В пору Второй империи молодые люди с душой чрезмерно открытой добру и правде часто попадали в тюрьму. Старинная Мазасская тюрьма (уже давно не существующая) гостеприимно открыла двери перед юным редактором. Его отвезли туда в неудобном полицейском экипаже, в котором, вследствие тесноты, он должен был занять место на коленях у мясника-убийцы. В тюрьме» согласно регламенту, ему предложили выкупаться в общей ванне с уголовными преступниками, в воде темно-кофейного цвета; а так как он на это не соглашался, то его посадили туда насильно. Все остальное было в том же роде, и симпатии Клемансо ко Второй империи после его выхода из тюрьмы не увеличились.

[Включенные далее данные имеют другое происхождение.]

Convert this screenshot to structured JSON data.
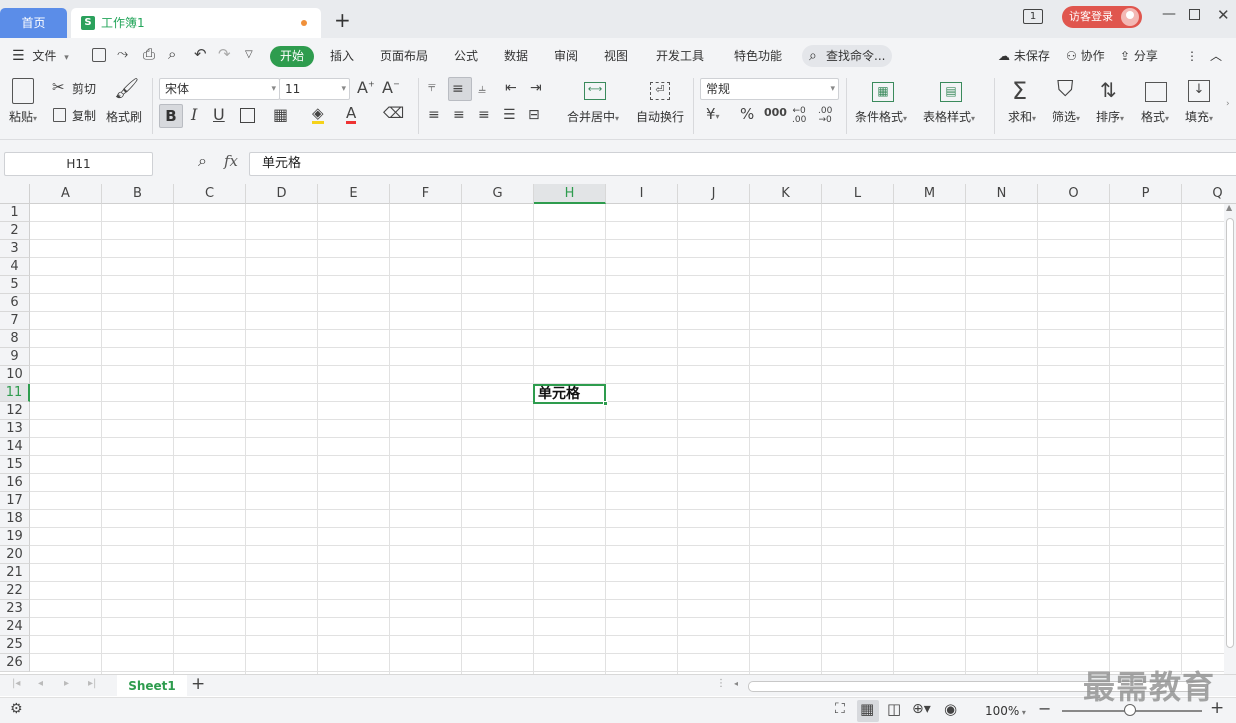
{
  "titlebar": {
    "home_tab": "首页",
    "doc_tab": "工作簿1",
    "doc_icon": "S",
    "new_tab": "+",
    "login_button": "访客登录",
    "page_indicator": "1"
  },
  "menu": {
    "file": "文件",
    "items": [
      "开始",
      "插入",
      "页面布局",
      "公式",
      "数据",
      "审阅",
      "视图",
      "开发工具",
      "特色功能"
    ],
    "search": "查找命令...",
    "unsaved": "未保存",
    "collab": "协作",
    "share": "分享"
  },
  "ribbon": {
    "paste": "粘贴",
    "cut": "剪切",
    "copy": "复制",
    "format_painter": "格式刷",
    "font_name": "宋体",
    "font_size": "11",
    "merge_center": "合并居中",
    "wrap_text": "自动换行",
    "number_format": "常规",
    "conditional_format": "条件格式",
    "table_style": "表格样式",
    "sum": "求和",
    "filter": "筛选",
    "sort": "排序",
    "format": "格式",
    "fill": "填充",
    "bold": "B",
    "italic": "I",
    "underline": "U",
    "percent": "%",
    "currency": "¥"
  },
  "formula": {
    "name_box": "H11",
    "fx": "fx",
    "content": "单元格"
  },
  "grid": {
    "columns": [
      "A",
      "B",
      "C",
      "D",
      "E",
      "F",
      "G",
      "H",
      "I",
      "J",
      "K",
      "L",
      "M",
      "N",
      "O",
      "P",
      "Q"
    ],
    "rows": [
      "1",
      "2",
      "3",
      "4",
      "5",
      "6",
      "7",
      "8",
      "9",
      "10",
      "11",
      "12",
      "13",
      "14",
      "15",
      "16",
      "17",
      "18",
      "19",
      "20",
      "21",
      "22",
      "23",
      "24",
      "25",
      "26"
    ],
    "selected_column": "H",
    "selected_row": "11",
    "selected_cell_value": "单元格"
  },
  "sheets": {
    "tabs": [
      "Sheet1"
    ],
    "add": "+"
  },
  "status": {
    "zoom": "100%"
  },
  "watermark": "最需教育",
  "colors": {
    "accent": "#2e9c4e",
    "home_tab": "#5b8de8",
    "login": "#e0564e"
  }
}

В ту пору он познакомился с Бланки, отбывавшим также наказание по одному из своих бесчисленных дел. Знаменитый заговорщик предложил молодому человеку организовать подпольную типографию. Предложение было принято с восторгом. Типографию создали, но заведовал ею Клемансо недолго. Вести борьбу с правительством посредством агитации и пропаганды — это был для горячего юноши слишком скучный и медленный путь. Он представил Бланки другой план, гораздо более решительный. Клемансо и его сверстник Шерер-Кестнер предлагали похитить в Тюильрийском дворце Наполеона III. В романах Дюма такие предприятия часто удаются и приводят к самым благоприятным результатам. Что предполагалось сделать с похищенным императором, остается невыясненным: Бланки, имевший некоторый опыт в технике заговоров, раскритиковал план своего ученика, Наполеон похищен не был. Клемансо обиделся — и отошел от революционной деятельности.

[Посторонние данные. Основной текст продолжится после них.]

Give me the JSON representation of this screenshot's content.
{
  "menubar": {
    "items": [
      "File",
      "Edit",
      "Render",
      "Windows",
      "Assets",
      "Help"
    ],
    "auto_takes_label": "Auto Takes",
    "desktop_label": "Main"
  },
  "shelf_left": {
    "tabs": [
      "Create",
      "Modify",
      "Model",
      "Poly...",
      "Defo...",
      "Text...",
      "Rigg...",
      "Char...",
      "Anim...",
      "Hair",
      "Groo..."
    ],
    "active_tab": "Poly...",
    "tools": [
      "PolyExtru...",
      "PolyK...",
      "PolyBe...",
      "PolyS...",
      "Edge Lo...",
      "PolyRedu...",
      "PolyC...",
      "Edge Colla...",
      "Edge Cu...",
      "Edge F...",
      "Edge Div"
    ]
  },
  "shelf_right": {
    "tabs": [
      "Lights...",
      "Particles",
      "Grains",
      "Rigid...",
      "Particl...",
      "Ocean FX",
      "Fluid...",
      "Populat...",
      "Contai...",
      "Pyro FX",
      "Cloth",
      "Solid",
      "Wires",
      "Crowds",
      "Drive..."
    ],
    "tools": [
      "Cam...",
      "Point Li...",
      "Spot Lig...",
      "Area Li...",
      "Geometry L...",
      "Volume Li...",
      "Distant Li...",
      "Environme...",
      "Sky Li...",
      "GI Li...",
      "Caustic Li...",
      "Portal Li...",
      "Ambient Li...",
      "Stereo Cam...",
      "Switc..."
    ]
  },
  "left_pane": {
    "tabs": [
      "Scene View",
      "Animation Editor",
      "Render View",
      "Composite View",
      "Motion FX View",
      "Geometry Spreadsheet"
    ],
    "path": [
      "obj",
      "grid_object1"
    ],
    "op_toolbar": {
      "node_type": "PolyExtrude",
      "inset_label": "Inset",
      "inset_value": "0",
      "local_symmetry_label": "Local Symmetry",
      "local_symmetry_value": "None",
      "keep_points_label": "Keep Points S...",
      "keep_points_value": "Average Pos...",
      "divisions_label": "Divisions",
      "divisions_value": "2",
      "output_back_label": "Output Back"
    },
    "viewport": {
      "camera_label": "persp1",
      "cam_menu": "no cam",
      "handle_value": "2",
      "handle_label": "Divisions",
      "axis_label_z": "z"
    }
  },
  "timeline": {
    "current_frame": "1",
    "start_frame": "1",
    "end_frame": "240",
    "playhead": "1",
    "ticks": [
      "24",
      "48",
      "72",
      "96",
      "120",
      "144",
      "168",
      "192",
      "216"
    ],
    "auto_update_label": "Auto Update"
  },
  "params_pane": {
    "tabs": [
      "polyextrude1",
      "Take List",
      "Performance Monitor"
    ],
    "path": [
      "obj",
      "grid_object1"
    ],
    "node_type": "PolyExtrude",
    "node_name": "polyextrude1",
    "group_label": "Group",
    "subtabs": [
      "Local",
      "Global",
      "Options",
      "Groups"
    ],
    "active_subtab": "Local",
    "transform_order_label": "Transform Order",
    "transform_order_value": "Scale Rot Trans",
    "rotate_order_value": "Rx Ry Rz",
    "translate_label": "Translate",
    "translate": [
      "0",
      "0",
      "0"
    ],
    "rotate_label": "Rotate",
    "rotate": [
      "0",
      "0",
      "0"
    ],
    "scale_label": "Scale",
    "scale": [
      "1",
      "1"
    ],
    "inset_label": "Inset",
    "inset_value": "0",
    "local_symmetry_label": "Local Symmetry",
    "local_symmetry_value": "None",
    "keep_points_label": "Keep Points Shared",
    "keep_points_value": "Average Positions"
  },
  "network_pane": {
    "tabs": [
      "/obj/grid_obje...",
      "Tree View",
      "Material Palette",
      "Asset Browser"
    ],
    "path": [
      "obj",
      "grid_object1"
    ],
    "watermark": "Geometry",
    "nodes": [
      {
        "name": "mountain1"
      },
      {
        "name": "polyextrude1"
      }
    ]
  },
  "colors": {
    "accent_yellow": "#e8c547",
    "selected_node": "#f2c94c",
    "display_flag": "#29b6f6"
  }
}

Он вдобавок окончил курс в университете и защитил докторскую диссертацию на тему о «g?n?ration spontan?e»{3}, бывшую тогда в большой моде и в России, Посвящать себя науке Клемансо, однако, не собирался, и делать ему во Франции было нечего. Он отправился в Англию учиться мудрости у Джона Стюарта Милля, затем переехал в Соединенные Штаты «с тем, чтобы изучить на месте законы демократии». Время для изучения законов демократии было не вполне удачное: в Штатах шла отчаянная гражданская война. Клемансо еще застал первобытную, почти куперовскую Америку. Во время Версальской конференции он говорил, что знает Соединенные Штаты гораздо лучше, чем Вильсон, кабинетный ученый и кабинетный политик. В Америке Клемансо прожил несколько лет, женился на американке и с молодой женой вернулся во Францию — как раз к Седанской катастрофе. 4 сентября 1870 года он «взял штурмом нынешнюю палату депутатов». Штурм был не кровопролитный и свелся к кулачному бою со швейцаром, сторонником империи. Все сошло благополучно. Швейцар принял республиканскую платформу, сохранил должность и в течение всей жизни, подавая пальто Клемансо, рассыпался в извинениях по случаю своей неучтивости в день 4 сентября. Сам же Клемансо с установлением республиканского правительства был назначен мэром 18-го парижского округа. На этом посту его застало восстание Коммуны.